Discussion included the following comments:

  • Concern was expressed by board members that the original direction for OCAPI has changed

Recommendation:

The Board requested that OCAPI return to the board for a comparison of the preliminary plans with the new proposal to identify changes made to the original concept and how it affects public confidence.

top of page

Business Arising from Meeting

Dr. Roberta Bondar

A) A discussion on future agenda items is required.

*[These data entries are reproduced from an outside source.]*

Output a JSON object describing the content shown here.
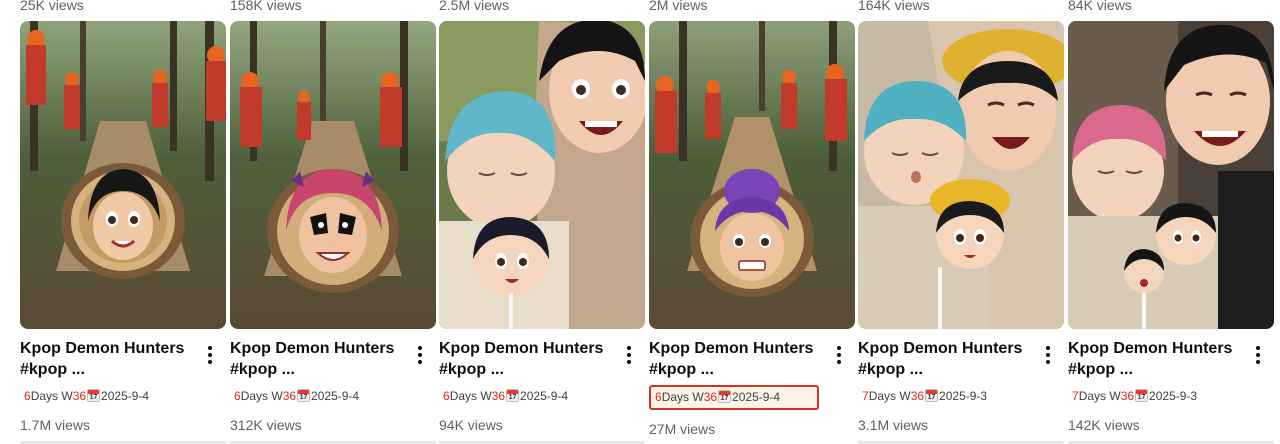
{
  "top_views": [
    "25K views",
    "158K views",
    "2.5M views",
    "2M views",
    "164K views",
    "84K views"
  ],
  "videos": [
    {
      "title_line1": "Kpop Demon Hunters",
      "title_line2": "#kpop ...",
      "meta_a": "6",
      "meta_b": "Days W",
      "meta_c": "36",
      "meta_cal": "17",
      "meta_d": "2025-9-4",
      "views": "1.7M views",
      "thumbnail": "lumberjacks-log-black-hair-girl"
    },
    {
      "title_line1": "Kpop Demon Hunters",
      "title_line2": "#kpop ...",
      "meta_a": "6",
      "meta_b": "Days W",
      "meta_c": "36",
      "meta_cal": "17",
      "meta_d": "2025-9-4",
      "views": "312K views",
      "thumbnail": "lumberjacks-log-pink-hair-girl"
    },
    {
      "title_line1": "Kpop Demon Hunters",
      "title_line2": "#kpop ...",
      "meta_a": "6",
      "meta_b": "Days W",
      "meta_c": "36",
      "meta_cal": "17",
      "meta_d": "2025-9-4",
      "views": "94K views",
      "thumbnail": "mother-blue-hair-child-lollipop"
    },
    {
      "title_line1": "Kpop Demon Hunters",
      "title_line2": "#kpop ...",
      "meta_a": "6",
      "meta_b": "Days W",
      "meta_c": "36",
      "meta_cal": "17",
      "meta_d": "2025-9-4",
      "views": "27M views",
      "thumbnail": "lumberjacks-log-purple-hair-girl",
      "highlighted": true
    },
    {
      "title_line1": "Kpop Demon Hunters",
      "title_line2": "#kpop ...",
      "meta_a": "7",
      "meta_b": "Days W",
      "meta_c": "36",
      "meta_cal": "17",
      "meta_d": "2025-9-3",
      "views": "3.1M views",
      "thumbnail": "mother-yellow-hat-child-lollipop"
    },
    {
      "title_line1": "Kpop Demon Hunters",
      "title_line2": "#kpop ...",
      "meta_a": "7",
      "meta_b": "Days W",
      "meta_c": "36",
      "meta_cal": "17",
      "meta_d": "2025-9-3",
      "views": "142K views",
      "thumbnail": "mother-pink-hair-child-lollipop"
    }
  ],
  "colors": {
    "accent_red": "#e1261c",
    "highlight_border": "#d93025",
    "meta_text": "#404040",
    "views_text": "#606060"
  },
  "icons": {
    "more": "more-vert-icon",
    "calendar": "calendar-icon"
  }
}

B) Phase IV CRI Evaluation: The Board agreed that Mr. Elliott and Mr. Millin should review KPMG report to see if the issues raised in the Drug Process Review with respect to the effect of cost recovery on public confidence and the staff were addressed, with a report back in November.

C) Chief Scientist: Concerns were reiterated that the chief scientist should not be encumbered with line responsibilities. The Board registered its concern and cautions about associate chief scientists. However, it was recognized that the Board could not limit the ways in which the department is managed

D) Social Science Capacity: The Board agrees there should be a social science capacity, but it is up to the department to determine its requirements.

E) Items for the agenda for November and future meetings were listed: OCAPI, CIHR, Chief Scientist; international health activities, definition of science in Health Canada. Other items are to be provided to the secretariat.